La Réserve fédérale a maintenu le taux des fonds fédéraux entre 5,25 % et 5,50 % pour la septième réunion consécutive, inchangé depuis juillet 2025. La décision était accompagnée d'un Résumé des projections économiques qui a relevé la prévision médiane du taux terminal, réduisant de fait le nombre de baisses attendues d'ici 2026. La dernière fois que la Fed a livré une surprise hawkish aussi marquée remonte à septembre 2025, lorsque le dollar avait bondi de 1,5 % au cours des deux semaines suivantes tandis que le S&P 500 avait chuté de 2,3 %.

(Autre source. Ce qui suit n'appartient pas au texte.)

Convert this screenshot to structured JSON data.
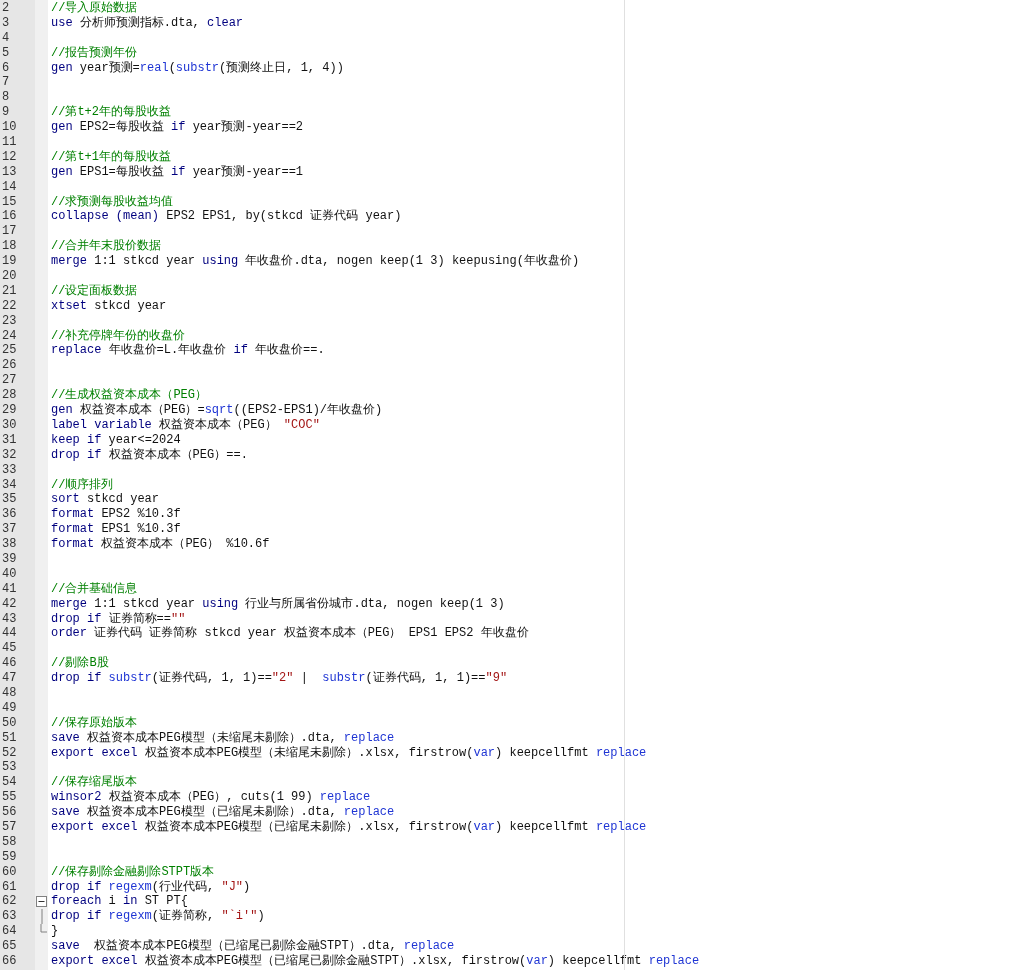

La vigueur du dollar intervient alors que d'autres grandes banques centrales sont confrontées à leurs propres dilemmes de politique monétaire. La Banque centrale européenne devrait relever ses taux de 25 points de base la semaine prochaine après que l'inflation de la zone euro a accéléré à 3,2 % en mai, tirée par une hausse de 10 % des coûts de l'énergie et une accélération de l'inflation des services à 3,5 %, selon les données d'Eurostat. La Banque d'Angleterre a indiqué qu'elle n'était pas pressée de relever ses taux compte tenu de la faiblesse de la croissance intérieure, laissant la livre sterling vulnérable à une nouvelle vigueur du dollar. La livre a augmenté pendant quatre jours consécutifs vers 1,35, mais la tendance générale reste liée à la dynamique du dollar.
Pour les marchés émergents, le rebond du dollar pose un défi bien connu. Les pays endettés en dollars et présentant d'importants déficits de leurs comptes courants font face à une hausse des coûts de refinancement et à des pressions dépréciatives sur leurs devises. L'indice MSCI Emerging Markets Currency Index s'est déjà affaibli cette semaine alors que les flux de capitaux se sont orientés vers les actifs libellés en dollars. Les épisodes passés d'appréciation rapide du dollar, comme le rebond de 2022 qui avait poussé le DXY au-dessus de 114, ont déclenché des tensions dans plusieurs marchés frontières et contraint des banques centrales, de l'Indonésie à l'Inde, à intervenir sur les marchés des changes.
La trajectoire du dollar dépend désormais des données économiques à venir avant la prochaine décision de la Fed fin juillet. Une création d'emplois solide et une inflation persistante pourraient renforcer l'argument d'un maintien prolongé des taux à un niveau élevé, tandis qu'un ralentissement de la croissance raviverait les paris sur des baisses de taux. Les chiffres de l'emploi non agricole (NFP) attendus la semaine prochaine constitueront le premier test majeur pour savoir si l'économie peut supporter les niveaux de taux actuels. L'indice ISM des services est monté à 54 en mai, son plus haut niveau en quatre ans, suggérant que l'économie continue de résister malgré des coûts d'emprunt élevés.